The defendant was charged by information of tbe crime of murder in the first degree. The trial resulted in a verdict and judgment of guilty as charged. Motion for new trial being made and overruled, the defendant appeals. On the second day of February, 1919, the appellant went to the house where his wife, Mary Lathrop, was living with her two children by a former marriage and shot her twice with a revolver, causing her death soon afterwards. The parties at the time were living separate and apart and a divorce action was pending between them. On the morning of this day the appellant went to the house of his wife and sought entrance for the purpose of getting a ladder which it appears that he desired to use in connection with some work which- he expected to do on the following day. He was admitted, secured the ladder, removed it to the back porch, reentered the house, went to the bedroom, where his wife was making a bed, and, as above stated, shot her twice. As he left the house he shot Margaret Gibson, his stepdaughter, a child about twelve years of age, seriously wounding but not killing her. Immediately after the shooting’, the appellant’s wife being mortally wounded and the child being seriously wounded, both rushed from the house screaming, to the sidewalk in front. Here Mrs. Lathrop sank down. As she left the house and while upon the sidewalk, she gave utterance to exclamations to the effect that the appellant had done the shooting. After the information was filed, the appellant plead not guilty and interposed the defense of temporary insanity. The trial resulted as above indicated, and the cause is here for review.

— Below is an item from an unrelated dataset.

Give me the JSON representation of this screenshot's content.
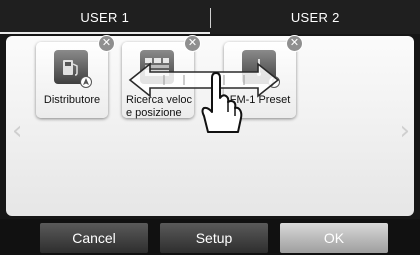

The first two assignments of error challenge the qualifications of two of the jurors that heard the cause. As to each of these jurors, a challenge for cause was interposed by the appellant’s counsel and by the court denied. It is claimed that this was error. The ruling of the trial court was correct. The examination of the jurors does not disclose that there was any basis for the challenge for cause of either of them. State v. Croney, 31 Wash. 122, 71 Pac. 783. In addition to this, the record does not disclose that the appellant, before the jury which tried the case was selected, had exercised all the peremptory challenges which the law gives him.

The third assignment of error relates to the admission in evidence of a blood-stained garment worn by Margaret Gibson on the morning of the tragedy. As shown by the facts stated, Margaret Gibson was shot immediately after her mother, and as the appellant was leaving the house. It was part of the same transaction and there was no error in admitting the evidence. In addition to this, while the appellant interposed the plea of not guilty, there is no evidence that he did not do the shooting, but all the evidence is to the effect that he did, and, in fact, he substantially admitted it.

The fourth assignment of error relates to the evidence showing the exclamations of Mrs. Lathrop as she left the house after the shooting and as she sank upon the sidewalk. These exclamations were admissible because they were a part of the res gestae.

The eighth assignment of error relates to the ruling of the trial court in sustaining an objection to a hypothetical question propounded to an expert witness. There was no error here. The hypothetical question as stated to the witness was argumentative and interspersed with conclusions. It was not confined to a recital of facts which there was evidence to support. State v. Underwood, 35 Wash. 558, 77 Pac. 863.

The tenth assignment of error is predicated upon the failure of the trial court to give an instruction on self-defense. There are two reasons why it was proper not to have given the instruction. First, there was no evidence to sustain such a defense and it was rightly withheld from the jury. In addition to this, the record fails to show that any proper request was made for such an instruction.

There are other assignments of error, but since they contain even less merit than those already referred to, it would serve no useful purpose to unduly extend this opinion by passing upon them seriatim. It is sufficient to say that they have all been considered and that the record, which is free from error, shows that the appellant had a fair trial.

The judgment will be affirmed.

Holcomb, O. J., Parker, Mitchell, and Mackintosh, JJ., concur.